The UN's top human rights office released gruesome new details of rapes of Darfur women, reportedly by soldiers and government militia, and accused the Sudanese government of failing to investigate.
"The abuses may also constitute war crimes," said the report by the office of Louise Arbour, UN high commissioner for human rights.
Members of the Sudanese armed forces and allied militiamen allegedly subjected around 50 women to multiple rapes and other forms of violence in an attack on the village of Deribat in late December, it said, adding that they abducted many children.
Deribat was one of nine villages attacked in the eastern Jebel Marra region of Darfur at the time, it said, adding that 36 civilians were killed and many people were driven from their homes.
"Interviews indicate that the abducted women were systematically raped," said Tuesday's report, which was compiled by a team of the UN's human rights investigators.
"Some children were beaten by their abductors and they were exposed to the traumatic scenes of rape," it said.
Testimony from victims indicated that the attacks were committed by members of the Sudanese armed forces and affiliated groups, the report said.

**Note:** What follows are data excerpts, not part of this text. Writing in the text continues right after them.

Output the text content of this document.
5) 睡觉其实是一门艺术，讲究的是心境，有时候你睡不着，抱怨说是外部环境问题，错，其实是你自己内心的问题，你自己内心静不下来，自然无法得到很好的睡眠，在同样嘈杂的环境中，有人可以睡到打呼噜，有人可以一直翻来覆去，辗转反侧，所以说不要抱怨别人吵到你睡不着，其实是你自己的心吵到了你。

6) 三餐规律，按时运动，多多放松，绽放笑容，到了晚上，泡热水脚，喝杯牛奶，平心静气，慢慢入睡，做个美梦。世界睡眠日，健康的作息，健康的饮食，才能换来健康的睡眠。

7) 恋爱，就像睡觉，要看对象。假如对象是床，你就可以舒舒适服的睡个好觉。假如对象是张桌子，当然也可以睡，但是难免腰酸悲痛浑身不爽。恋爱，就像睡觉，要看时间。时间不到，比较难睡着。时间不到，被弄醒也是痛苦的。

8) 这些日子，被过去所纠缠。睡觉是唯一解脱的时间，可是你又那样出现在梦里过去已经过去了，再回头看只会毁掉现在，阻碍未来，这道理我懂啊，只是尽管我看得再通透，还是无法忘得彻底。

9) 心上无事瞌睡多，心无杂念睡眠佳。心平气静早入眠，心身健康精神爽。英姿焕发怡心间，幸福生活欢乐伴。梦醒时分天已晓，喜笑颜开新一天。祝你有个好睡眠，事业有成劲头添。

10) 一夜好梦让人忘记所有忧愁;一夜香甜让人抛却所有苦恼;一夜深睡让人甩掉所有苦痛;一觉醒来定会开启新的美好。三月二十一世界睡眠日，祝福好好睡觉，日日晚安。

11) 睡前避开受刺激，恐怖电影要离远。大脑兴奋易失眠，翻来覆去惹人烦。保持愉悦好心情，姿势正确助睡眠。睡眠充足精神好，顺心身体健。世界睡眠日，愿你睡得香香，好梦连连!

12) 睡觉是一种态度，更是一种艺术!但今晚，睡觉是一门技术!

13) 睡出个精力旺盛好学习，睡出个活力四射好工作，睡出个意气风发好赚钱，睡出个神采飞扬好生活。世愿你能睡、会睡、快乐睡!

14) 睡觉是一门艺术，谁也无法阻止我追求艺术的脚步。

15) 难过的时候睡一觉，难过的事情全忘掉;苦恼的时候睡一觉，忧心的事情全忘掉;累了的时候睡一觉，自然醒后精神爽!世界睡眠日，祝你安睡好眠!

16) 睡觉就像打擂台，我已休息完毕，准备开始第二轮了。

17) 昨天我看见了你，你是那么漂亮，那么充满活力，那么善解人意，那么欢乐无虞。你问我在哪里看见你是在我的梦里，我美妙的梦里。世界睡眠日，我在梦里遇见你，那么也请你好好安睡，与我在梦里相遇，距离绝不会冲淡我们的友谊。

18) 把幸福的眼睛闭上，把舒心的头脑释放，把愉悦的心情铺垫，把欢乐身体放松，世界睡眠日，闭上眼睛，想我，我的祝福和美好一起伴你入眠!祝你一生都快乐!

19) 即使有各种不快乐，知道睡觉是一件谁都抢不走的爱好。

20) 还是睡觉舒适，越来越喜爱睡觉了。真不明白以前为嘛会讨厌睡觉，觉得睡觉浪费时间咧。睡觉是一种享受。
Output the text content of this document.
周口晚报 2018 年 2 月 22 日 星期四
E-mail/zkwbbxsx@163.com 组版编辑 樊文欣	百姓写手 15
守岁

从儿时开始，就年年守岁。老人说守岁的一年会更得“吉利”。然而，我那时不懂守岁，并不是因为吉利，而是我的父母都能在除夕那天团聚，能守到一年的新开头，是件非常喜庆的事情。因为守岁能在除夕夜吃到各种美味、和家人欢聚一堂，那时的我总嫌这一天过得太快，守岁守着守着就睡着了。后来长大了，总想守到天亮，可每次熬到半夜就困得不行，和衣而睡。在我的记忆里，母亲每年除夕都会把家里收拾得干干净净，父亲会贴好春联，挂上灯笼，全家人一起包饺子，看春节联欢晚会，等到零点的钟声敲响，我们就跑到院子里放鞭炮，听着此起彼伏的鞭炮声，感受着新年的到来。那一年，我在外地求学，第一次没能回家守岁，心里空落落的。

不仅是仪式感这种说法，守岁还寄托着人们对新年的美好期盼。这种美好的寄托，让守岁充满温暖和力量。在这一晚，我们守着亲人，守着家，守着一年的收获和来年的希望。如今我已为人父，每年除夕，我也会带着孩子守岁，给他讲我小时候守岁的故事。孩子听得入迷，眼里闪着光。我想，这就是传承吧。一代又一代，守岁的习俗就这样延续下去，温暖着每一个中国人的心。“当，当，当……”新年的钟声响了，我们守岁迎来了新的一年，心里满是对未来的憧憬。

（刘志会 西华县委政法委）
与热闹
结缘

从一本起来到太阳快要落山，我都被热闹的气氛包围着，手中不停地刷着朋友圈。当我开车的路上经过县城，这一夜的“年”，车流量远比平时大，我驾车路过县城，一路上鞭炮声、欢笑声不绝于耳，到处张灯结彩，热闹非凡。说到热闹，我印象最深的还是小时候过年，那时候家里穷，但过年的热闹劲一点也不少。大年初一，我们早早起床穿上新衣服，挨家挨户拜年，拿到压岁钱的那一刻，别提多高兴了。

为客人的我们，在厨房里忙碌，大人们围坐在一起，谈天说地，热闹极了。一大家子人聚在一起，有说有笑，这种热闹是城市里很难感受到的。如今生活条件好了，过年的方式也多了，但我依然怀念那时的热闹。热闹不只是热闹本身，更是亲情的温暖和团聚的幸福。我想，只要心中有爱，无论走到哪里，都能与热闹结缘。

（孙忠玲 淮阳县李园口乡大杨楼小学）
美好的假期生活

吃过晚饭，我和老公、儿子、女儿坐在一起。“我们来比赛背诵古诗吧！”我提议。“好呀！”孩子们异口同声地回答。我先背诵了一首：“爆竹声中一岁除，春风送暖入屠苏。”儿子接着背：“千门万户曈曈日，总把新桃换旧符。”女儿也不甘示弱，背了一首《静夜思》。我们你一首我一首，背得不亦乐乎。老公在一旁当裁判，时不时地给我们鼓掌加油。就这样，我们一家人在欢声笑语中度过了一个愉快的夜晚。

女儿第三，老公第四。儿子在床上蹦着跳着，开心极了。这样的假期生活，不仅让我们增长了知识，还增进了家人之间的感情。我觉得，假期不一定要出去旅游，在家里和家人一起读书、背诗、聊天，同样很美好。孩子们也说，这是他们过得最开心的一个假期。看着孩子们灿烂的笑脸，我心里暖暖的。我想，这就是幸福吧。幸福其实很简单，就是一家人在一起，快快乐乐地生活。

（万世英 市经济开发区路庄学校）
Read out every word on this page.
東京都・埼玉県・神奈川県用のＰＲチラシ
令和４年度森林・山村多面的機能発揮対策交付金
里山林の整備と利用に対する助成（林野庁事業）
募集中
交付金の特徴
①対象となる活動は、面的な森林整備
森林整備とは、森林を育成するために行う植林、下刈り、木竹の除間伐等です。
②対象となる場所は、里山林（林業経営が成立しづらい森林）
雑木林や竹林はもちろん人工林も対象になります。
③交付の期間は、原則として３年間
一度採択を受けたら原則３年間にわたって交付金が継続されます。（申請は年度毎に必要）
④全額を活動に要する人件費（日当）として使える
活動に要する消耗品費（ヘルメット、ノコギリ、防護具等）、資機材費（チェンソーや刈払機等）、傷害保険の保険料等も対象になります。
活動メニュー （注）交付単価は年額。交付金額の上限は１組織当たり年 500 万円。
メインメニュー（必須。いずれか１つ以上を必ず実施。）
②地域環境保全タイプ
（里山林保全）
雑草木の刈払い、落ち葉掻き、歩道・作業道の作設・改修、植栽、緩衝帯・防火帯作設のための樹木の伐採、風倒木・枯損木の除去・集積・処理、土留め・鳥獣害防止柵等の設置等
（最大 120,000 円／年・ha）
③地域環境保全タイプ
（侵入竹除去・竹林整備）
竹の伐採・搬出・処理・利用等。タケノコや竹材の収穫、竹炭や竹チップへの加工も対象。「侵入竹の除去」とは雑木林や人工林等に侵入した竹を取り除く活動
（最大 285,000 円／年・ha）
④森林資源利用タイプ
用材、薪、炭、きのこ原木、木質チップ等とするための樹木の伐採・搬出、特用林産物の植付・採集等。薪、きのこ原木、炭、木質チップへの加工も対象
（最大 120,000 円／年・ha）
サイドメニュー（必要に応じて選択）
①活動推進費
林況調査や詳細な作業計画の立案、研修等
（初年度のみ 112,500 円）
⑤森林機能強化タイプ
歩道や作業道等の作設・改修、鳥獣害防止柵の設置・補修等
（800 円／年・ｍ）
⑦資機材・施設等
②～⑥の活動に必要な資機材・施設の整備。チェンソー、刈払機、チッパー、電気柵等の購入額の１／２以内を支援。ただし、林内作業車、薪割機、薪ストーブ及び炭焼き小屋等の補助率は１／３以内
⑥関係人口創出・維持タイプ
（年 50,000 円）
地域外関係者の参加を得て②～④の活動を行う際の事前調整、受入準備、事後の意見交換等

Arbour's office urged the Sudanese government to "establish an independent body to investigate abduction, rape and sexual slavery committed in the region," and said the suspects should be brought to justice.
The office said in a report last April that the military and its allies have been using rape as part of a wider assault on people belonging to the same ethnic group as some Darfuri rebels.
The report said UN representatives presented the initial findings to local authorities in Darfur, but "no investigations were carried out by the authorities," it said.
Sudanese government reaction was not immediately available. Rahma Slih Elobied of the Sudanese mission to the UN in Geneva said that she was unable to comment because she had yet to see the report.
The report said a woman who had been abducted from Deribat with her 16-year-old daughter described how the women were raped in front of each other. Those who resisted would be beaten with sticks, the report said.
The women suffered physical injuries and psychological trauma from the repeated rapes by many of the attackers, the report said.
"A number of women became pregnant as a result of the rape," posing a further health risk to them, it said.
The women were forced to cook and serve food to their abductors, but received only leftovers to eat, the report said.
Darfur has been the scene of a bloody four-year conflict between government-backed militias and rebel forces.